The devil and wicked men are so held in on every side with the hand of God, that they cannot conceive, or contrive, or execute any mischief, any farther than God himself doth not permit only, but command. Nor are they only held in fetters, but compelled also, as with a bridle, to perform obedience to those commands.Calvin is inconsistent in that sometimes he appears to want to back away from what he said above by talking about God "permitting"* something to happen; however, in a deterministic universe such as he posited, there can be no free will, no obedience, no disobedience, not even the concept of truth or the ability to judge whether something is true or not. Even one's seeming perceptions of being able to choose are the effect of the initial cause--God. Since everything has been determined by God, to quote Waddington, I believe, "Whatever is, is right."

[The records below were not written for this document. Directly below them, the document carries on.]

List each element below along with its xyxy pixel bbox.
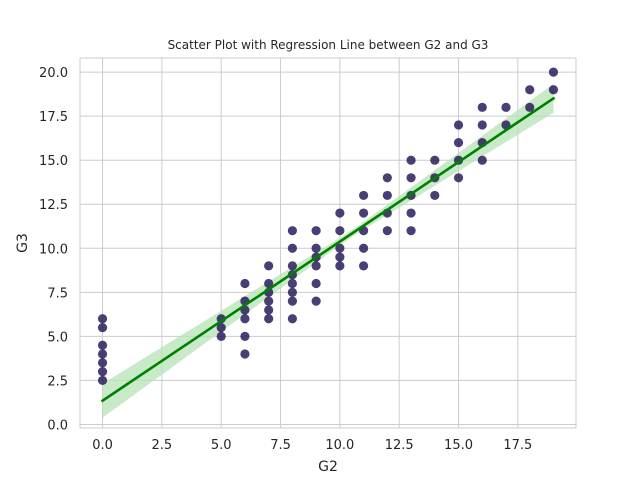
data-point xyxy=(216,322,226,333)
data-point xyxy=(501,102,511,112)
data-point xyxy=(311,226,321,236)
x-tick-label: 15.0 xyxy=(444,438,473,453)
data-point xyxy=(97,349,108,359)
x-tick-label: 2.5 xyxy=(152,438,173,453)
data-point xyxy=(97,375,108,386)
x-tick-label: 17.5 xyxy=(503,438,532,453)
plot-frame xyxy=(79,57,577,429)
data-point xyxy=(430,155,440,165)
y-tick-label: 0.0 xyxy=(47,418,68,433)
data-point xyxy=(287,296,298,306)
y-tick-label: 10.0 xyxy=(39,242,68,257)
data-point xyxy=(311,243,321,253)
data-point xyxy=(525,85,535,95)
data-point xyxy=(287,261,298,271)
x-tick-label: 0.0 xyxy=(92,438,113,453)
data-point xyxy=(240,278,250,289)
data-point xyxy=(264,314,274,324)
data-point xyxy=(382,173,392,183)
data-point xyxy=(358,190,369,201)
data-point xyxy=(477,120,487,130)
y-tick-label: 5.0 xyxy=(47,330,68,345)
x-tick-label: 5.0 xyxy=(211,438,232,453)
x-tick-label: 7.5 xyxy=(270,438,291,453)
data-point xyxy=(406,173,416,183)
data-point xyxy=(97,322,108,333)
y-tick-label: 20.0 xyxy=(39,66,68,81)
data-point xyxy=(453,173,464,183)
data-point xyxy=(548,85,559,95)
data-point xyxy=(358,243,369,253)
data-point xyxy=(287,226,298,236)
x-tick-label: 12.5 xyxy=(385,438,414,453)
data-point xyxy=(97,367,108,377)
data-point xyxy=(382,190,392,201)
data-point xyxy=(430,190,440,201)
data-point xyxy=(287,278,298,289)
data-point xyxy=(97,314,108,324)
data-point xyxy=(525,102,535,112)
data-point xyxy=(406,155,416,165)
data-point xyxy=(406,208,416,218)
y-tick-label: 15.0 xyxy=(39,154,68,169)
data-point xyxy=(264,296,274,306)
data-point xyxy=(453,120,464,130)
y-tick-label: 12.5 xyxy=(39,198,68,213)
data-point xyxy=(358,208,369,218)
data-point xyxy=(406,226,416,236)
data-point xyxy=(335,252,345,262)
data-point xyxy=(335,243,345,253)
data-point xyxy=(335,261,345,271)
data-point xyxy=(311,261,321,271)
data-point xyxy=(240,314,250,324)
data-point xyxy=(311,296,321,306)
data-point xyxy=(97,358,108,368)
data-point xyxy=(240,349,250,359)
data-point xyxy=(358,261,369,271)
y-axis-label: G3 xyxy=(15,233,31,253)
data-point xyxy=(477,155,487,165)
data-point xyxy=(335,226,345,236)
data-point xyxy=(453,137,464,148)
data-point xyxy=(548,67,559,77)
regression-line-layer xyxy=(100,96,556,403)
data-point xyxy=(264,305,274,315)
data-point xyxy=(216,331,226,341)
data-point xyxy=(264,278,274,289)
x-tick-label: 10.0 xyxy=(325,438,354,453)
y-tick-labels: 0.0 2.5 5.0 7.5 10.0 12.5 15.0 17.5 20.0 xyxy=(39,66,68,433)
x-tick-labels: 0.0 2.5 5.0 7.5 10.0 12.5 15.0 17.5 xyxy=(92,438,532,453)
data-point xyxy=(240,331,250,341)
y-tick-label: 7.5 xyxy=(47,286,68,301)
data-point xyxy=(287,287,298,297)
y-tick-label: 17.5 xyxy=(39,110,68,125)
data-point xyxy=(287,243,298,253)
data-point xyxy=(311,278,321,289)
regression-line xyxy=(100,96,556,403)
data-point xyxy=(382,226,392,236)
data-point xyxy=(335,208,345,218)
data-point xyxy=(287,314,298,324)
y-tick-label: 2.5 xyxy=(47,374,68,389)
data-point xyxy=(264,261,274,271)
chart-title: Scatter Plot with Regression Line betwee… xyxy=(168,38,489,52)
x-axis-label: G2 xyxy=(318,459,338,475)
data-point xyxy=(477,102,487,112)
data-point xyxy=(97,340,108,350)
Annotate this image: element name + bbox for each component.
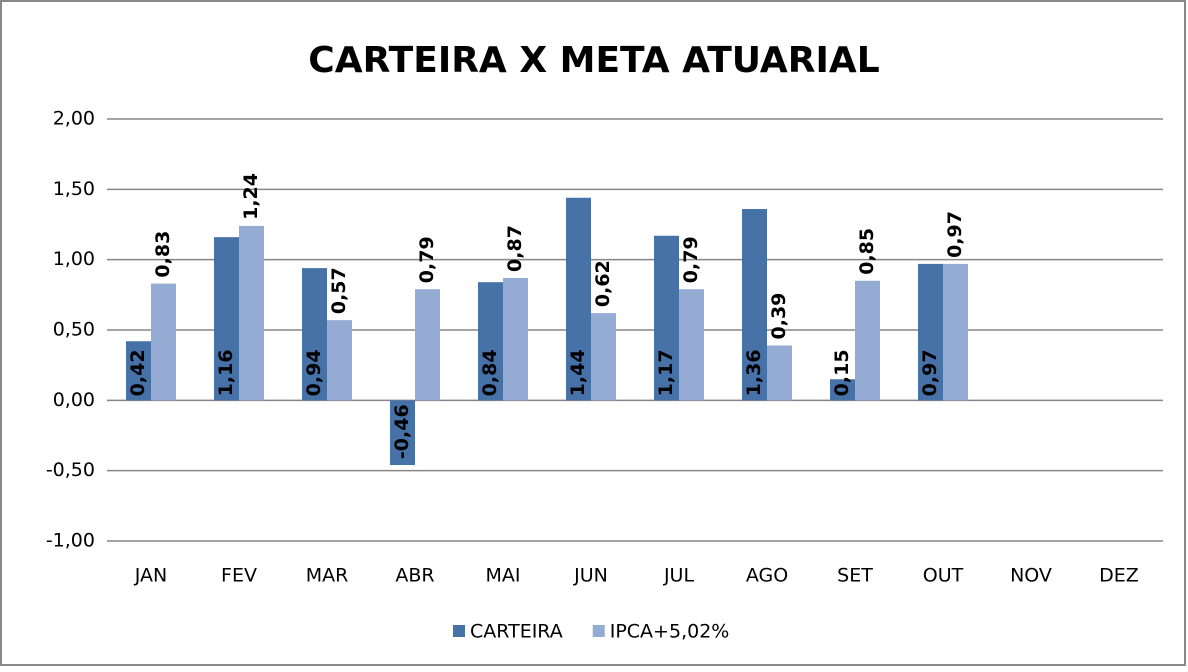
data-label: 0,87 bbox=[504, 225, 526, 272]
data-label: -0,46 bbox=[391, 404, 413, 459]
bar bbox=[415, 289, 440, 401]
data-label: 0,39 bbox=[768, 293, 790, 340]
bar bbox=[742, 209, 767, 401]
x-tick-label: FEV bbox=[221, 565, 257, 587]
data-label: 1,44 bbox=[567, 349, 589, 396]
y-tick-label: 0,50 bbox=[53, 319, 95, 341]
chart-title: CARTEIRA X META ATUARIAL bbox=[308, 40, 879, 81]
bar bbox=[327, 320, 352, 401]
data-label: 1,24 bbox=[240, 173, 262, 220]
bar bbox=[239, 225, 264, 401]
bar bbox=[654, 235, 679, 401]
y-tick-label: -1,00 bbox=[46, 530, 95, 552]
data-label: 0,94 bbox=[303, 349, 325, 396]
x-tick-label: MAR bbox=[306, 565, 349, 587]
legend-swatch bbox=[453, 625, 465, 637]
data-label: 0,42 bbox=[127, 349, 149, 396]
data-label: 0,57 bbox=[328, 267, 350, 314]
bar bbox=[126, 341, 151, 401]
x-tick-label: SET bbox=[837, 565, 873, 587]
data-label: 1,17 bbox=[655, 349, 677, 396]
data-label: 0,62 bbox=[592, 260, 614, 307]
data-label: 0,97 bbox=[944, 211, 966, 258]
data-label: 0,97 bbox=[919, 349, 941, 396]
bar bbox=[943, 263, 968, 401]
data-label: 0,15 bbox=[831, 349, 853, 396]
legend-label: IPCA+5,02% bbox=[610, 621, 730, 643]
data-label: 1,16 bbox=[215, 349, 237, 396]
bar bbox=[390, 400, 415, 466]
bar bbox=[830, 379, 855, 401]
bar bbox=[302, 268, 327, 401]
bar bbox=[478, 282, 503, 401]
x-tick-label: OUT bbox=[923, 565, 964, 587]
data-label: 0,85 bbox=[856, 228, 878, 275]
x-tick-label: AGO bbox=[746, 565, 788, 587]
y-tick-label: 1,00 bbox=[53, 248, 95, 270]
data-label: 1,36 bbox=[743, 349, 765, 396]
data-label: 0,79 bbox=[680, 236, 702, 283]
bar bbox=[214, 237, 239, 401]
x-tick-label: DEZ bbox=[1099, 565, 1139, 587]
x-tick-label: NOV bbox=[1010, 565, 1052, 587]
y-tick-label: 1,50 bbox=[53, 178, 95, 200]
x-tick-label: ABR bbox=[395, 565, 434, 587]
legend-label: CARTEIRA bbox=[470, 621, 563, 643]
legend-swatch bbox=[592, 625, 605, 637]
x-tick-label: JUN bbox=[573, 565, 608, 587]
data-label: 0,79 bbox=[416, 236, 438, 283]
bar bbox=[855, 280, 880, 401]
x-tick-label: JAN bbox=[134, 565, 167, 587]
data-label: 0,83 bbox=[152, 231, 174, 278]
data-label: 0,84 bbox=[479, 349, 501, 396]
bar bbox=[151, 283, 176, 401]
bar bbox=[767, 345, 792, 401]
x-tick-label: JUL bbox=[663, 565, 695, 587]
y-tick-label: 2,00 bbox=[53, 108, 95, 130]
x-tick-label: MAI bbox=[486, 565, 521, 587]
y-tick-label: -0,50 bbox=[46, 459, 95, 481]
y-tick-label: 0,00 bbox=[53, 389, 95, 411]
bar bbox=[566, 197, 591, 401]
bar bbox=[591, 313, 616, 401]
bar bbox=[503, 277, 528, 401]
bar bbox=[679, 289, 704, 401]
bar bbox=[918, 263, 943, 401]
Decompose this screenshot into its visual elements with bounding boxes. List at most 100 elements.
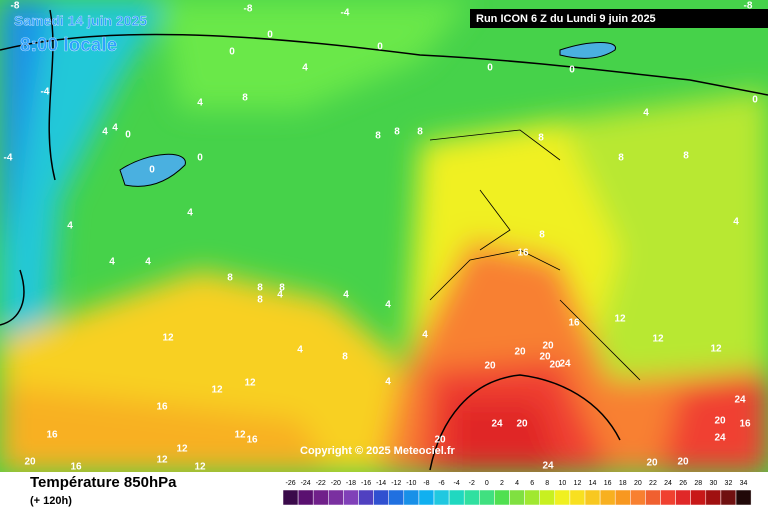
contour-label: 12 xyxy=(652,334,664,345)
contour-label: 4 xyxy=(187,208,193,219)
contour-label: 12 xyxy=(176,444,188,455)
copyright: Copyright © 2025 Meteociel.fr xyxy=(300,445,456,457)
contour-label: 16 xyxy=(46,430,58,441)
colorbar-label: 6 xyxy=(530,480,534,487)
contour-label: 8 xyxy=(257,295,263,306)
colorbar-label: -8 xyxy=(423,480,429,487)
colorbar-label: 22 xyxy=(649,480,657,487)
run-box xyxy=(470,9,768,28)
contour-label: 20 xyxy=(516,419,528,430)
run-info: Run ICON 6 Z du Lundi 9 juin 2025 xyxy=(476,13,656,25)
colorbar-label: 8 xyxy=(545,480,549,487)
colorbar-label: 12 xyxy=(574,480,582,487)
colorbar-label: 30 xyxy=(709,480,717,487)
contour-label: 16 xyxy=(70,462,82,473)
contour-label: 0 xyxy=(377,42,383,53)
map-field xyxy=(0,0,768,472)
colorbar-swatch xyxy=(343,489,359,506)
contour-label: 4 xyxy=(343,290,349,301)
colorbar-swatch xyxy=(433,489,450,506)
colorbar-swatch xyxy=(479,489,495,506)
colorbar-label: -24 xyxy=(301,480,311,487)
colorbar-swatch xyxy=(584,489,601,506)
contour-label: 4 xyxy=(145,257,151,268)
colorbar-label: 10 xyxy=(558,480,566,487)
contour-label: 8 xyxy=(227,273,233,284)
contour-label: 20 xyxy=(549,360,561,371)
colorbar-label: 28 xyxy=(694,480,702,487)
colorbar-swatch xyxy=(614,489,631,506)
colorbar-swatch xyxy=(282,489,299,506)
contour-label: 8 xyxy=(618,153,624,164)
contour-label: -8 xyxy=(744,1,753,12)
colorbar-label: -22 xyxy=(316,480,326,487)
footer-subtitle: (+ 120h) xyxy=(30,495,72,507)
contour-label: 16 xyxy=(739,419,751,430)
contour-label: 8 xyxy=(394,127,400,138)
colorbar-swatch xyxy=(645,489,661,506)
contour-label: 20 xyxy=(24,457,36,468)
contour-label: 4 xyxy=(643,108,649,119)
contour-label: 8 xyxy=(279,283,285,294)
contour-label: 12 xyxy=(614,314,626,325)
colorbar-swatch xyxy=(705,489,722,506)
colorbar-label: 18 xyxy=(619,480,627,487)
contour-label: 20 xyxy=(484,361,496,372)
colorbar-swatch xyxy=(328,489,344,506)
contour-label: 4 xyxy=(385,300,391,311)
contour-label: -4 xyxy=(41,87,50,98)
contour-label: 0 xyxy=(125,130,131,141)
colorbar-swatch xyxy=(463,489,480,506)
contour-label: 16 xyxy=(517,248,529,259)
contour-label: 8 xyxy=(257,283,263,294)
date: Samedi 14 juin 2025 xyxy=(14,13,147,29)
contour-label: 8 xyxy=(539,230,545,241)
time: 8:00 locale xyxy=(20,35,117,56)
colorbar-swatch xyxy=(599,489,616,506)
colorbar-label: -2 xyxy=(469,480,475,487)
colorbar-swatch xyxy=(630,489,646,506)
contour-label: 20 xyxy=(514,347,526,358)
colorbar-label: -16 xyxy=(361,480,371,487)
contour-label: 20 xyxy=(539,352,551,363)
contour-label: 20 xyxy=(542,341,554,352)
contour-label: 12 xyxy=(710,344,722,355)
contour-label: 8 xyxy=(375,131,381,142)
contour-label: 24 xyxy=(491,419,503,430)
colorbar-swatch xyxy=(554,489,571,506)
colorbar-swatch xyxy=(297,489,314,506)
contour-label: 8 xyxy=(417,127,423,138)
contour-label: -4 xyxy=(4,153,13,164)
contour-label: 12 xyxy=(244,378,256,389)
colorbar-swatch xyxy=(569,489,586,506)
colorbar-label: 4 xyxy=(515,480,519,487)
contour-label: 20 xyxy=(646,458,658,469)
contour-label: 4 xyxy=(109,257,115,268)
contour-label: 16 xyxy=(156,402,168,413)
contour-label: 0 xyxy=(197,153,203,164)
colorbar-label: -10 xyxy=(406,480,416,487)
colorbar-swatch xyxy=(735,489,752,506)
contour-label: 4 xyxy=(385,377,391,388)
colorbar-label: 0 xyxy=(485,480,489,487)
contour-label: 12 xyxy=(234,430,246,441)
contour-label: 8 xyxy=(683,151,689,162)
colorbar-swatch xyxy=(388,489,405,506)
colorbar-label: -12 xyxy=(391,480,401,487)
contour-label: 24 xyxy=(559,359,571,370)
contour-label: 4 xyxy=(197,98,203,109)
contour-label: 4 xyxy=(297,345,303,356)
contour-label: 16 xyxy=(246,435,258,446)
contour-label: 20 xyxy=(677,457,689,468)
contour-label: 12 xyxy=(211,385,223,396)
contour-label: 4 xyxy=(422,330,428,341)
colorbar-swatch xyxy=(448,489,465,506)
contour-label: -8 xyxy=(244,4,253,15)
contour-label: 20 xyxy=(714,416,726,427)
contour-label: 12 xyxy=(194,462,206,473)
contour-label: 8 xyxy=(538,133,544,144)
colorbar-swatch xyxy=(358,489,374,506)
contour-label: 4 xyxy=(67,221,73,232)
contour-label: 0 xyxy=(487,63,493,74)
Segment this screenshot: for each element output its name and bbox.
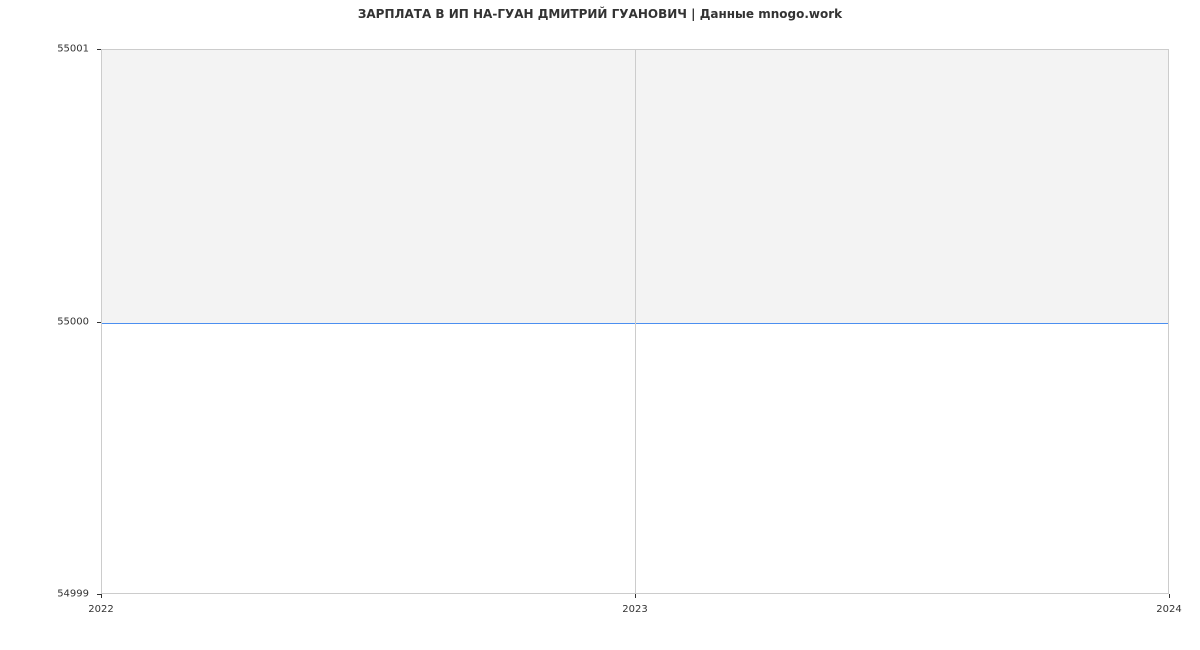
x-gridline xyxy=(635,49,636,594)
x-tick-label: 2022 xyxy=(88,604,113,615)
chart-title: ЗАРПЛАТА В ИП НА-ГУАН ДМИТРИЙ ГУАНОВИЧ |… xyxy=(0,7,1200,21)
y-tick-label: 55001 xyxy=(0,44,89,55)
x-tick-label: 2024 xyxy=(1156,604,1181,615)
x-tick-mark xyxy=(1169,594,1170,598)
x-tick-mark xyxy=(101,594,102,598)
y-tick-mark xyxy=(97,49,101,50)
y-tick-mark xyxy=(97,322,101,323)
y-tick-label: 54999 xyxy=(0,589,89,600)
y-tick-label: 55000 xyxy=(0,316,89,327)
x-tick-label: 2023 xyxy=(622,604,647,615)
x-tick-mark xyxy=(635,594,636,598)
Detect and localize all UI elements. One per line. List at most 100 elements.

(Calv. Inst., b. 1, c. 17, s. 11.)
*"From what has been laid down, it follows that Austin, Luther, Bucer, the scholastic divines, and other learned writers are not to be blamed for asserting that, 'God may, in some cases, be said to will the being and commission of sin.' For, were this contrary to his determining will of permission, either he could not be omnipotent, or sin could have no place in the world" (Calvin, Inst. Book iii, chap. 21, sec. 7, p. 53).
God gave Adam a law and he broke it. Because of that sin was inherited by all men following. The Bible says there was sin in the world before God gave the Law to the Jews, and that all have have sinned. God also tells us that no man has an excuse. So, it doesn't appear that sin works quite as you suggest.